8. Don’t let the examiner push you around — If nothing else, remember that YOU are in control of what you say in your deposition and when you say it.
That means, if the examiner tries to rush you through your response or interrupts you while you’re answering, you have the right to finish your response. Once the examiner has finished asking their question, politely say that you were interrupted and continue where you left off.
9. Avoid getting stuck on the details — When it comes to the precise details, like time, speed, or distance, avoid letting the examiner persuade you to give them a specific answer. If you aren’t ABSOLUTELY sure of your answer, you can provide a general estimate or range. Be very clear, though, when you are providing an estimate (as opposed to a definite answer).
10. Ask to view exhibits — In some cases, the examiner will ask you about particular documents related to the lawsuit. You have a right to view those documents before giving your answer.
11. Take your time — When you give your deposition, a Court Reporter will record it and write up a transcript of the questions and answers. This, of course, negates “uh-huhs” and inaudible responses.
However, it ALSO allows you to slow down to think about each question before you give a complete, accurate response. There’s no need to rush! The transcript won’t depict the time lapsed between questions and answers.
12. Avoid definitive words — If you say something “never” or “always” happens and the examiner comes to find out that’s not necessarily the case, the credibility of your testimony can be disregarded.
13. Remain calm & polite — Becoming combative, arguing, or raising your voice won’t do you any good. Neither will a defensive or apologetic attitude. When you approach your deposition with calm, polite answers, the examiner will be more likely to see your case as valid and credible.

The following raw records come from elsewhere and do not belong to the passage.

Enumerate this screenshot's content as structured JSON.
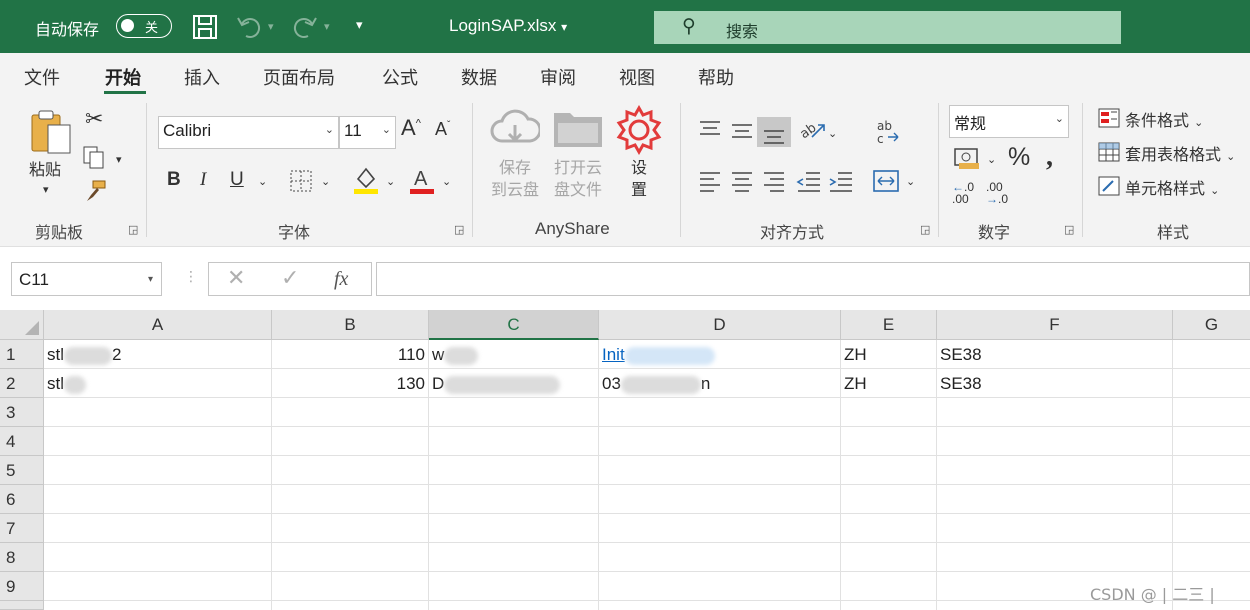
{
  "titlebar": {
    "autosave_label": "自动保存",
    "autosave_toggle": "关",
    "filename": "LoginSAP.xlsx",
    "search_placeholder": "搜索"
  },
  "tabs": [
    "文件",
    "开始",
    "插入",
    "页面布局",
    "公式",
    "数据",
    "审阅",
    "视图",
    "帮助"
  ],
  "active_tab": "开始",
  "ribbon": {
    "clipboard": {
      "label": "剪贴板",
      "paste": "粘贴"
    },
    "font": {
      "label": "字体",
      "family": "Calibri",
      "size": "11"
    },
    "anyshare": {
      "label": "AnyShare",
      "save_cloud_1": "保存",
      "save_cloud_2": "到云盘",
      "open_cloud_1": "打开云",
      "open_cloud_2": "盘文件",
      "settings_1": "设",
      "settings_2": "置"
    },
    "alignment": {
      "label": "对齐方式"
    },
    "number": {
      "label": "数字",
      "format": "常规"
    },
    "styles": {
      "label": "样式",
      "conditional": "条件格式",
      "table": "套用表格格式",
      "cell": "单元格样式"
    }
  },
  "formula_bar": {
    "name_box": "C11",
    "fx": "fx",
    "formula": ""
  },
  "grid": {
    "columns": [
      "A",
      "B",
      "C",
      "D",
      "E",
      "F",
      "G"
    ],
    "selected_column": "C",
    "rows": [
      "1",
      "2",
      "3",
      "4",
      "5",
      "6",
      "7",
      "8",
      "9"
    ],
    "data": [
      {
        "a_start": "stl",
        "a_end": "2",
        "b": "110",
        "c": "w",
        "d": "Init",
        "e": "ZH",
        "f": "SE38"
      },
      {
        "a_start": "stl",
        "a_end": "",
        "b": "130",
        "c": "D",
        "d_start": "03",
        "d_end": "n",
        "e": "ZH",
        "f": "SE38"
      }
    ]
  },
  "colors": {
    "brand": "#217346",
    "link": "#0563c1",
    "search_bg": "#a8d5b9"
  },
  "watermark": "CSDN @ | 二三 |"
}
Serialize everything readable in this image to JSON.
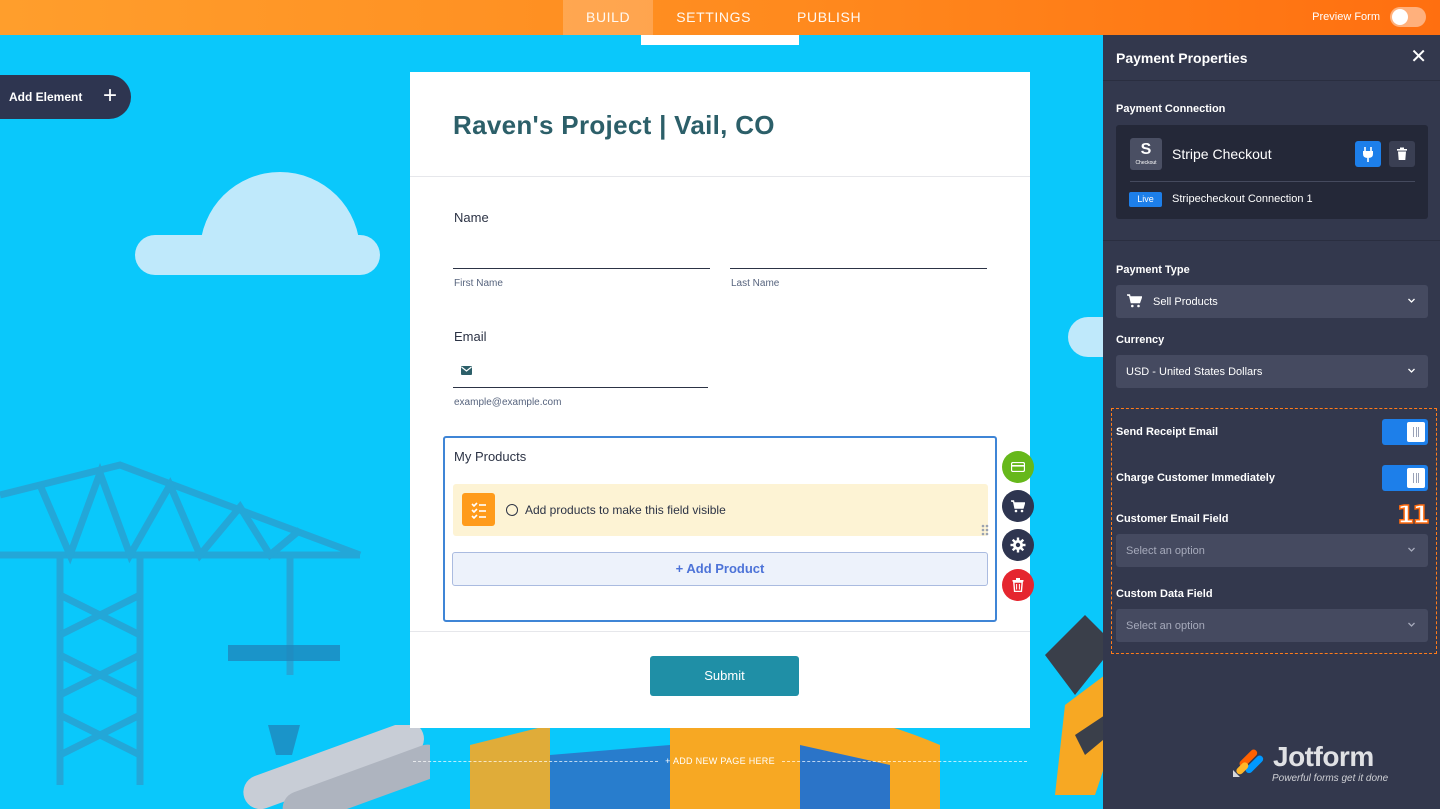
{
  "topbar": {
    "tabs": [
      {
        "label": "BUILD",
        "active": true
      },
      {
        "label": "SETTINGS",
        "active": false
      },
      {
        "label": "PUBLISH",
        "active": false
      }
    ],
    "preview_label": "Preview Form"
  },
  "canvas": {
    "add_element_label": "Add Element",
    "add_page_label": "+ ADD NEW PAGE HERE"
  },
  "form": {
    "title": "Raven's Project | Vail, CO",
    "name_label": "Name",
    "first_name_sublabel": "First Name",
    "last_name_sublabel": "Last Name",
    "email_label": "Email",
    "email_sublabel": "example@example.com",
    "products_title": "My Products",
    "products_notice": "Add products to make this field visible",
    "add_product_label": "+ Add Product",
    "submit_label": "Submit"
  },
  "panel": {
    "title": "Payment Properties",
    "connection_label": "Payment Connection",
    "connection_name": "Stripe Checkout",
    "connection_logo_letter": "S",
    "connection_logo_caption": "Checkout",
    "live_badge": "Live",
    "connection_sub": "Stripecheckout Connection 1",
    "payment_type_label": "Payment Type",
    "payment_type_value": "Sell Products",
    "currency_label": "Currency",
    "currency_value": "USD - United States Dollars",
    "send_receipt_label": "Send Receipt Email",
    "send_receipt_on": true,
    "charge_immediately_label": "Charge Customer Immediately",
    "charge_immediately_on": true,
    "customer_email_label": "Customer Email Field",
    "customer_email_placeholder": "Select an option",
    "custom_data_label": "Custom Data Field",
    "custom_data_placeholder": "Select an option",
    "step_badge": "11",
    "brand_name": "Jotform",
    "brand_tagline": "Powerful forms get it done"
  },
  "colors": {
    "accent": "#1d7fea",
    "topbar": "#ff8a1e",
    "panel_bg": "#33384d",
    "form_title": "#2c5f69",
    "submit": "#1f8fa6",
    "highlight": "#ff7b1a"
  }
}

Plus, if you’re struggling with some questions or find yourself becoming agitated, you can always request a break and consult briefly with your lawyer!
14. Assume the examiner is against you (even if you’re a witness) — It’s not your job to help the examiner find what they’re looking for. So, don’t overexplain your responses or try to convince them of your case. And never volunteer to offer up additional information later on after the deposition.
15. Remember, your discussions with your attorney are confidential — The examiner does not have a right to this information, and your lawyer should object if such a question is asked.